Newsletter 2019.jpg

It is my great pleasure to welcome you all: our Elected, Honorary and Associate Members and Friends!

At this time we are preparing, to the last detail, for our 106th annual exhibition, scheduled at the end of August. We are looking forward to an extensive show for 2019 that will be held in both upstairs and downstairs salons of the Salmagundi Club; many more artists will have the opportunity to be included  in the exhibition. The historic Salmagundi Club, with its elegant and majestic beauty, offers a unique  environment and artistic atmosphere to the Allied Artists’ exhibition!

In our efforts to offer more and better exposure to artists, we are incurring ever increasing expenses. In order to meet our new financial needs, we need to introduce this year an exhibition entry fee and also to increase the Elected membership dues to $75, as we have advised at the beginning of the current year. As a reminder, there has been no increase in the membership fee in the last ten years. I am confident that our members and donors will understand and continue their invaluable support of the Allied Artists of America. Thanks to all!

Our current Prospectus is available and can be downloaded from our website. Please read carefully the information provided; we would greatly appreciate your compliance, as our recommendations are meant to keep things well organized for everybody. As always, a list of our many awards and medals and their monetary value is included.

Please visit periodically our Newsletter. In addition to the  exhibition submission, you will find information on membership fees, donations and artists news. We also offer our Elected Members the opportunity to show their work on the Allied website – please refer to Artists Profiles.
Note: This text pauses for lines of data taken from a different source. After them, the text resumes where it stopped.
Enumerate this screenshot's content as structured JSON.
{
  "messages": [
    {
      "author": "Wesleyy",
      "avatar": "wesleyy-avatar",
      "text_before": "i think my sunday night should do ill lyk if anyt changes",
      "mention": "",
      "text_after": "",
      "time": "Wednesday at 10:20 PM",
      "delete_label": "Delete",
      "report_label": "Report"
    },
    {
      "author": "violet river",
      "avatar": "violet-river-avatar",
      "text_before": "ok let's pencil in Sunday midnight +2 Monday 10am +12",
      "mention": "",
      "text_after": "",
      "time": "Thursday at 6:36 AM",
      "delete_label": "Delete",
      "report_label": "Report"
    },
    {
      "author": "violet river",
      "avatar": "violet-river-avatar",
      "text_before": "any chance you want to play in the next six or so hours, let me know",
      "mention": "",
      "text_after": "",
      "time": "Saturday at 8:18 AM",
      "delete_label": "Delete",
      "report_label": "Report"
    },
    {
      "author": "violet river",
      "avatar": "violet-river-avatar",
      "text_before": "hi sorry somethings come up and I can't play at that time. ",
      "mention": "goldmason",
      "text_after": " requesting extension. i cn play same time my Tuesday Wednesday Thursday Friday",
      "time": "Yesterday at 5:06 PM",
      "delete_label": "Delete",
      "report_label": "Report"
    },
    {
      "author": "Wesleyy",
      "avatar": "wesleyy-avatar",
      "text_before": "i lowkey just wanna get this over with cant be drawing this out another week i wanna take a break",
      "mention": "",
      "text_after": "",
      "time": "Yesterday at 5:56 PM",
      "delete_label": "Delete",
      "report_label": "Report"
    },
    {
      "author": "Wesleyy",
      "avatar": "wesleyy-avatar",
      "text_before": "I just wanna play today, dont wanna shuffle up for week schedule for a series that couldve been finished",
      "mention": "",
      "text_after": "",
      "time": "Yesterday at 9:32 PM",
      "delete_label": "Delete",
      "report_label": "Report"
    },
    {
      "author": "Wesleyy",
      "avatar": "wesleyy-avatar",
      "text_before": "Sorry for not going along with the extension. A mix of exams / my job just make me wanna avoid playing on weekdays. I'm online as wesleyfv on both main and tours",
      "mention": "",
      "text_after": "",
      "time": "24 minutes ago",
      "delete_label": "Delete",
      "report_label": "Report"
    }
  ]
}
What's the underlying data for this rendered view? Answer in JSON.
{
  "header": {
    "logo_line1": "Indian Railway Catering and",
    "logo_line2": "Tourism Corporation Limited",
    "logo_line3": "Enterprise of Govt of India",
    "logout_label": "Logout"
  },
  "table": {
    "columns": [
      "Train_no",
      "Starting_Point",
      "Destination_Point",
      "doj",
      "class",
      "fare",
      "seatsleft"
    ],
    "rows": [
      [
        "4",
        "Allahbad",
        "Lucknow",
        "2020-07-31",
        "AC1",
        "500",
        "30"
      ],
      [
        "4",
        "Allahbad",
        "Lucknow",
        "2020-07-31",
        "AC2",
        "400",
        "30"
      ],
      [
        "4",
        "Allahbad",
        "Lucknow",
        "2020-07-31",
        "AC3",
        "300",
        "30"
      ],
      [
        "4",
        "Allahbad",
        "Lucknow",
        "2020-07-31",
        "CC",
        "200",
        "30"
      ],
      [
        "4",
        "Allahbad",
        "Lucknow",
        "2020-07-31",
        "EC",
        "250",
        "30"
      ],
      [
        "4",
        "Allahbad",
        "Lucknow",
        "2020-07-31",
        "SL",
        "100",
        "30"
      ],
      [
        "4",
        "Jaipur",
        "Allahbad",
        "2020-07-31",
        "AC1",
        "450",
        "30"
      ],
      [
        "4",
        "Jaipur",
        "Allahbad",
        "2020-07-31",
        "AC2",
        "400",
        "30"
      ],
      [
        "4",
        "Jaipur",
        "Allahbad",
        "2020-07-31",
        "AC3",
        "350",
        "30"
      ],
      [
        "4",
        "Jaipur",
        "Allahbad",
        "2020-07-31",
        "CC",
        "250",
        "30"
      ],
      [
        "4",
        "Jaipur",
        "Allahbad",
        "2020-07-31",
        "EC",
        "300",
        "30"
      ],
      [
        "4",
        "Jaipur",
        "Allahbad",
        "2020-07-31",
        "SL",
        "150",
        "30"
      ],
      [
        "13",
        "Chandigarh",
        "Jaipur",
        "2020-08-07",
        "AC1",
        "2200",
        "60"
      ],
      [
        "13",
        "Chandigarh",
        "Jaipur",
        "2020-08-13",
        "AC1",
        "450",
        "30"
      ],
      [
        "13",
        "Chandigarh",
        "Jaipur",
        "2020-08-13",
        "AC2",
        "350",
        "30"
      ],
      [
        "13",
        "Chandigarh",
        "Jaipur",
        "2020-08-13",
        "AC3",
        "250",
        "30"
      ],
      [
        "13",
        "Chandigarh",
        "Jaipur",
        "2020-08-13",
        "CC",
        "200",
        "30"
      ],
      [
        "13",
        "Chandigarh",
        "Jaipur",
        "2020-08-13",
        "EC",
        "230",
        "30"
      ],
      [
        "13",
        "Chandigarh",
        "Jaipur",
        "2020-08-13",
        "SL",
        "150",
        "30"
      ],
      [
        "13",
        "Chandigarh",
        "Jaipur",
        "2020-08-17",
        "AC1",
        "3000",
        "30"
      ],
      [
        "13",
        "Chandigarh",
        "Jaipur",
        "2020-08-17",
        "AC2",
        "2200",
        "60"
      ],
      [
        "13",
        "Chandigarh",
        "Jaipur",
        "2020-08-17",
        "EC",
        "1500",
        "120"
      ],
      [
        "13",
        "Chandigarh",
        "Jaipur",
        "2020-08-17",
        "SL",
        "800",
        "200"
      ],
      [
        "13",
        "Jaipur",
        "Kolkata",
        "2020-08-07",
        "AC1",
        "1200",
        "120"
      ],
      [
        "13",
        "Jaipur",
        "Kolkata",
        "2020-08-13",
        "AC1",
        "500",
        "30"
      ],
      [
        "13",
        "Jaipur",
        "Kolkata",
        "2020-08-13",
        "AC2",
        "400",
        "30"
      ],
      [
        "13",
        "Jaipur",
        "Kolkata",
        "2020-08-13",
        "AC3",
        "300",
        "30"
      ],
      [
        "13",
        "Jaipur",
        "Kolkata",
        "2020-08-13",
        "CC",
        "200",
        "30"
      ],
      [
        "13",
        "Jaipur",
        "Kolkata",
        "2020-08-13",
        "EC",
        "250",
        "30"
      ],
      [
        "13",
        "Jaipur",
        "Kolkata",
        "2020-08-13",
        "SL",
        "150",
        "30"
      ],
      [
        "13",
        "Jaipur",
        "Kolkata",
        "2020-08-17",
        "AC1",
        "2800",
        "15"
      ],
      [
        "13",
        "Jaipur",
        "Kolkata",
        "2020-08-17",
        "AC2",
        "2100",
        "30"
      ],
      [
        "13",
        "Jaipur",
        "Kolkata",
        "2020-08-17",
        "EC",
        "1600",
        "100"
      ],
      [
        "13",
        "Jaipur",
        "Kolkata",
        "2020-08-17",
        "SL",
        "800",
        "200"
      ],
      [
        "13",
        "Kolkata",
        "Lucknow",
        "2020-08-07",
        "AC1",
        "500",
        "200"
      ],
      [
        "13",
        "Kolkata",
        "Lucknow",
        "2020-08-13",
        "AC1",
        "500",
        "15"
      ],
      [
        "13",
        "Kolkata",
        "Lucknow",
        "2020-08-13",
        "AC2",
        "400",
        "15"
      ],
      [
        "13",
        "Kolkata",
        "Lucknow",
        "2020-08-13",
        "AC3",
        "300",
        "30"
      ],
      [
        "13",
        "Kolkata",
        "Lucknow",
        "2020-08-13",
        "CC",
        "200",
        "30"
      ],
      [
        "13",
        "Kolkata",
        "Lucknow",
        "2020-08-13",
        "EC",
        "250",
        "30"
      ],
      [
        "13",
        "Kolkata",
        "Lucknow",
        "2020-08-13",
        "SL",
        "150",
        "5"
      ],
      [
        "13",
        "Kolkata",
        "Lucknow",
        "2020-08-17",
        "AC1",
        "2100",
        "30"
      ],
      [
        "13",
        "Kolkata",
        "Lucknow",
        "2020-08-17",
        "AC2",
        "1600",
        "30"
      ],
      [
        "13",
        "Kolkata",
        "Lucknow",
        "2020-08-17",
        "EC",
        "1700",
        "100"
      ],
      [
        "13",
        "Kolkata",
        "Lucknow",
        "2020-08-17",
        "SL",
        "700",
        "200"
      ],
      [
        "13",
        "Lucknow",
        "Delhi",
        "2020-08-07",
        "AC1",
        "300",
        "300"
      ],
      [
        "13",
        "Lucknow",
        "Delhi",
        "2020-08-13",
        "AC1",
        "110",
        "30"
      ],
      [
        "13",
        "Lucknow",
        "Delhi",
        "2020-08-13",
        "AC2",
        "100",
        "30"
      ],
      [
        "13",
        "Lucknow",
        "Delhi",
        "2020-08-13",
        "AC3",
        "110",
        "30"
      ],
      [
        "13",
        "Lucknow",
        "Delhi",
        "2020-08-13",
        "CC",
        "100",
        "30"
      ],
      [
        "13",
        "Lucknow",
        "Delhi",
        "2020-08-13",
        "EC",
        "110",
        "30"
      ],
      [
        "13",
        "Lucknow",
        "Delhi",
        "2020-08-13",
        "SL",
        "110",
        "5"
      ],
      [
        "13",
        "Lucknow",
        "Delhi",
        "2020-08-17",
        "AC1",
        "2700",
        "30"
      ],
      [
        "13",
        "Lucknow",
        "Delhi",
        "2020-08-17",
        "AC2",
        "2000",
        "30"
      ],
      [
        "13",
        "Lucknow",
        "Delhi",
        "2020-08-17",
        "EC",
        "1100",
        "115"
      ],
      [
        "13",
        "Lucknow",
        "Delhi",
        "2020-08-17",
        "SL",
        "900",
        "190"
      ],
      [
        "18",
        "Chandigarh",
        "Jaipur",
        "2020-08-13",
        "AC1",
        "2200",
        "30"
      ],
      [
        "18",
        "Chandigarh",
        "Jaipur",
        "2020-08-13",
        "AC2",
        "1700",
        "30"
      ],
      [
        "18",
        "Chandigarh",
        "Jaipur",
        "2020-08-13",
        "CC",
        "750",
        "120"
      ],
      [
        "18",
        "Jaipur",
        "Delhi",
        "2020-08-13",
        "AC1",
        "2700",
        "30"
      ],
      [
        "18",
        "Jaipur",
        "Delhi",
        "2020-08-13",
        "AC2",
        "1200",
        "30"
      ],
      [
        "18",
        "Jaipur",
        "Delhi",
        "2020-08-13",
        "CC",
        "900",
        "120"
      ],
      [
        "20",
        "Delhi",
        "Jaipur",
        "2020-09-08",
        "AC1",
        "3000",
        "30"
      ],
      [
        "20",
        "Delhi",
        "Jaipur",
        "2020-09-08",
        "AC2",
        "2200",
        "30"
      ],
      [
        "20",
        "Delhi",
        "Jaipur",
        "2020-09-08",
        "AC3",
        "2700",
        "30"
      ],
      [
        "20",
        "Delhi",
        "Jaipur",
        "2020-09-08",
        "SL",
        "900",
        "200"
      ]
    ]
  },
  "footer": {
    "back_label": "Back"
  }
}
Paying your membership dues in a timely manner, in addition to the donations, is of essence. Our members and contributors are held in the greatest esteem . We thank you all with gratitude and appreciation for your generosity and support! Your commitment and dedication are making possible the preservation and advancement of American art through one of the oldest and most prestigious artistic forums, the Allied Artists of America!
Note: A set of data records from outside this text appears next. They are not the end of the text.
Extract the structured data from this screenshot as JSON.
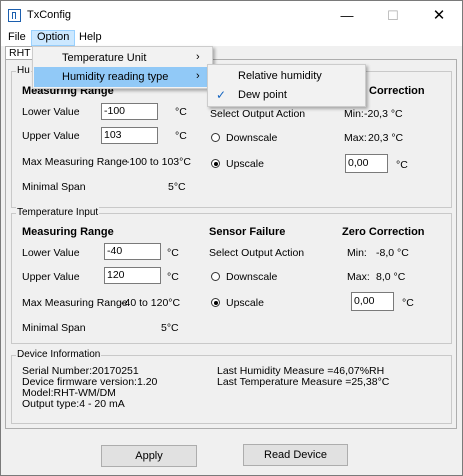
{
  "window": {
    "title": "TxConfig",
    "minimize": "—",
    "maximize": "☐",
    "close": "✕"
  },
  "menubar": [
    {
      "label": "File"
    },
    {
      "label": "Option"
    },
    {
      "label": "Help"
    }
  ],
  "option_menu": {
    "items": [
      {
        "label": "Temperature Unit",
        "arrow": "›"
      },
      {
        "label": "Humidity reading type",
        "arrow": "›"
      }
    ]
  },
  "humidity_submenu": {
    "items": [
      {
        "label": "Relative humidity",
        "checked": false
      },
      {
        "label": "Dew point",
        "checked": true,
        "check": "✓"
      }
    ]
  },
  "tab": {
    "label": "RHT"
  },
  "humidity_input": {
    "group_label": "Hu",
    "heading_measuring": "Measuring Range",
    "heading_correction": "Correction",
    "lower_label": "Lower Value",
    "lower_value": "-100",
    "lower_unit": "°C",
    "upper_label": "Upper Value",
    "upper_value": "103",
    "upper_unit": "°C",
    "max_range_label": "Max Measuring Range",
    "max_range_value": "-100 to 103°C",
    "minimal_span_label": "Minimal Span",
    "minimal_span_value": "5°C",
    "select_output_label": "Select Output Action",
    "downscale_label": "Downscale",
    "upscale_label": "Upscale",
    "min_label": "Min:",
    "min_value": "-20,3 °C",
    "max_label": "Max:",
    "max_value": "20,3 °C",
    "offset_value": "0,00",
    "offset_unit": "°C"
  },
  "temperature_input": {
    "group_label": "Temperature Input",
    "heading_measuring": "Measuring Range",
    "heading_sensor": "Sensor Failure",
    "heading_correction": "Zero Correction",
    "lower_label": "Lower Value",
    "lower_value": "-40",
    "lower_unit": "°C",
    "upper_label": "Upper Value",
    "upper_value": "120",
    "upper_unit": "°C",
    "max_range_label": "Max Measuring Range",
    "max_range_value": "-40 to 120°C",
    "minimal_span_label": "Minimal Span",
    "minimal_span_value": "5°C",
    "select_output_label": "Select Output Action",
    "downscale_label": "Downscale",
    "upscale_label": "Upscale",
    "min_label": "Min:",
    "min_value": "-8,0 °C",
    "max_label": "Max:",
    "max_value": "8,0 °C",
    "offset_value": "0,00",
    "offset_unit": "°C"
  },
  "device_info": {
    "group_label": "Device Information",
    "serial": "Serial Number:20170251",
    "firmware": "Device firmware version:1.20",
    "model": "Model:RHT-WM/DM",
    "output": "Output type:4 - 20 mA",
    "last_humidity": "Last Humidity Measure =46,07%RH",
    "last_temperature": "Last Temperature Measure =25,38°C"
  },
  "buttons": {
    "apply": "Apply",
    "read_device": "Read Device"
  }
}
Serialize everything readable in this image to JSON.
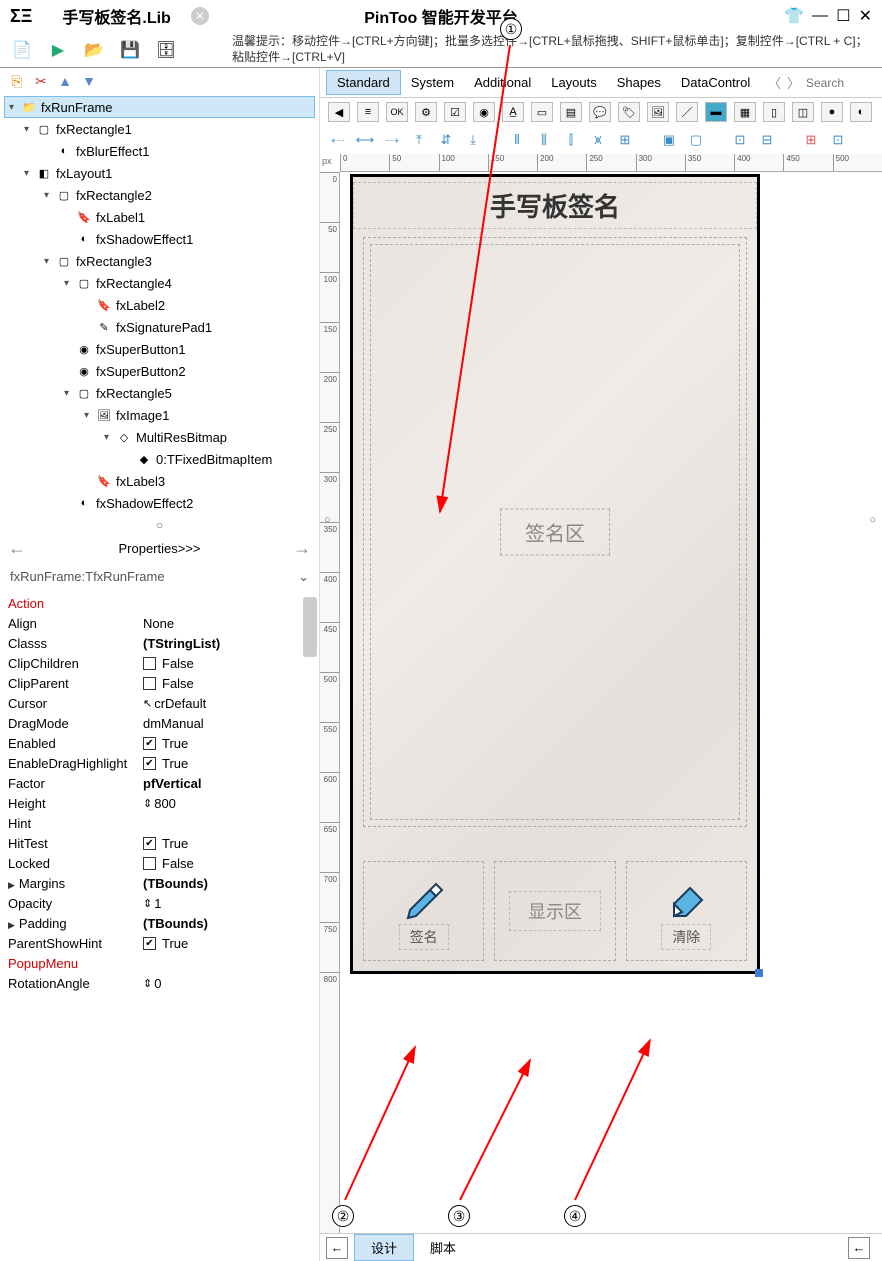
{
  "titlebar": {
    "file": "手写板签名.Lib",
    "app": "PinToo 智能开发平台"
  },
  "hint": "温馨提示：移动控件→[CTRL+方向键]；批量多选控件→[CTRL+鼠标拖拽、SHIFT+鼠标单击]；复制控件→[CTRL + C]；粘贴控件→[CTRL+V]",
  "tree": [
    {
      "lvl": 0,
      "exp": "▾",
      "icon": "📁",
      "label": "fxRunFrame",
      "sel": true
    },
    {
      "lvl": 1,
      "exp": "▾",
      "icon": "▢",
      "label": "fxRectangle1"
    },
    {
      "lvl": 2,
      "exp": "",
      "icon": "◐",
      "label": "fxBlurEffect1"
    },
    {
      "lvl": 1,
      "exp": "▾",
      "icon": "◧",
      "label": "fxLayout1"
    },
    {
      "lvl": 2,
      "exp": "▾",
      "icon": "▢",
      "label": "fxRectangle2"
    },
    {
      "lvl": 3,
      "exp": "",
      "icon": "🔖",
      "label": "fxLabel1"
    },
    {
      "lvl": 3,
      "exp": "",
      "icon": "◐",
      "label": "fxShadowEffect1"
    },
    {
      "lvl": 2,
      "exp": "▾",
      "icon": "▢",
      "label": "fxRectangle3"
    },
    {
      "lvl": 3,
      "exp": "▾",
      "icon": "▢",
      "label": "fxRectangle4"
    },
    {
      "lvl": 4,
      "exp": "",
      "icon": "🔖",
      "label": "fxLabel2"
    },
    {
      "lvl": 4,
      "exp": "",
      "icon": "✎",
      "label": "fxSignaturePad1"
    },
    {
      "lvl": 3,
      "exp": "",
      "icon": "◉",
      "label": "fxSuperButton1"
    },
    {
      "lvl": 3,
      "exp": "",
      "icon": "◉",
      "label": "fxSuperButton2"
    },
    {
      "lvl": 3,
      "exp": "▾",
      "icon": "▢",
      "label": "fxRectangle5"
    },
    {
      "lvl": 4,
      "exp": "▾",
      "icon": "🖼",
      "label": "fxImage1"
    },
    {
      "lvl": 5,
      "exp": "▾",
      "icon": "◇",
      "label": "MultiResBitmap"
    },
    {
      "lvl": 6,
      "exp": "",
      "icon": "◆",
      "label": "0:TFixedBitmapItem"
    },
    {
      "lvl": 4,
      "exp": "",
      "icon": "🔖",
      "label": "fxLabel3"
    },
    {
      "lvl": 3,
      "exp": "",
      "icon": "◐",
      "label": "fxShadowEffect2"
    }
  ],
  "sep": "○",
  "propHeader": "Properties>>>",
  "inspector": "fxRunFrame:TfxRunFrame",
  "props": [
    {
      "name": "Action",
      "red": true
    },
    {
      "name": "Align",
      "val": "None"
    },
    {
      "name": "Classs",
      "val": "(TStringList)",
      "bold": true
    },
    {
      "name": "ClipChildren",
      "chk": false,
      "val": "False"
    },
    {
      "name": "ClipParent",
      "chk": false,
      "val": "False"
    },
    {
      "name": "Cursor",
      "ico": "↖",
      "val": "crDefault"
    },
    {
      "name": "DragMode",
      "val": "dmManual"
    },
    {
      "name": "Enabled",
      "chk": true,
      "val": "True"
    },
    {
      "name": "EnableDragHighlight",
      "chk": true,
      "val": "True"
    },
    {
      "name": "Factor",
      "val": "pfVertical",
      "bold": true
    },
    {
      "name": "Height",
      "ico": "⇕",
      "val": "800"
    },
    {
      "name": "Hint"
    },
    {
      "name": "HitTest",
      "chk": true,
      "val": "True"
    },
    {
      "name": "Locked",
      "chk": false,
      "val": "False"
    },
    {
      "name": "Margins",
      "exp": true,
      "val": "(TBounds)",
      "bold": true
    },
    {
      "name": "Opacity",
      "ico": "⇕",
      "val": "1"
    },
    {
      "name": "Padding",
      "exp": true,
      "val": "(TBounds)",
      "bold": true
    },
    {
      "name": "ParentShowHint",
      "chk": true,
      "val": "True"
    },
    {
      "name": "PopupMenu",
      "red": true
    },
    {
      "name": "RotationAngle",
      "ico": "⇕",
      "val": "0"
    }
  ],
  "tabs": [
    "Standard",
    "System",
    "Additional",
    "Layouts",
    "Shapes",
    "DataControl"
  ],
  "searchPlaceholder": "Search",
  "rulerH": [
    "0",
    "50",
    "100",
    "150",
    "200",
    "250",
    "300",
    "350",
    "400",
    "450",
    "500"
  ],
  "rulerV": [
    "0",
    "50",
    "100",
    "150",
    "200",
    "250",
    "300",
    "350",
    "400",
    "450",
    "500",
    "550",
    "600",
    "650",
    "700",
    "750",
    "800"
  ],
  "canvas": {
    "title": "手写板签名",
    "sigLabel": "签名区",
    "btnSign": "签名",
    "btnDisplay": "显示区",
    "btnClear": "清除"
  },
  "bottomTabs": {
    "design": "设计",
    "script": "脚本"
  },
  "annotations": {
    "n1": "①",
    "n2": "②",
    "n3": "③",
    "n4": "④"
  }
}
Wishing you all inspiration and success!

Mitzura Salgian, President


Dear Members,

We are pleased to present our evolving and improved newsletter in which you’ll appreciate many additions that include Segments & Features while preserving important information.  We are pleased to announce the newly elected and honorary members listed below. In addition, we want to extend our appreciation to Elizabeth Allan, Curator of Collections & Exhibitions at Morven Museum & Garden as our Juror of Awards. Finally, in June we will be profiling a new board member in our Newsletter.

Please make note of the donation section. We truly appreciate all your support.

 WELCOME EGG TEMPERA! We are thrilled to “RETURN TO THE FUTURE” as Egg Tempera has resurfaced and we are pleased to remind you that Egg Tempera paintings are included in the Oil and Acrylic Category. 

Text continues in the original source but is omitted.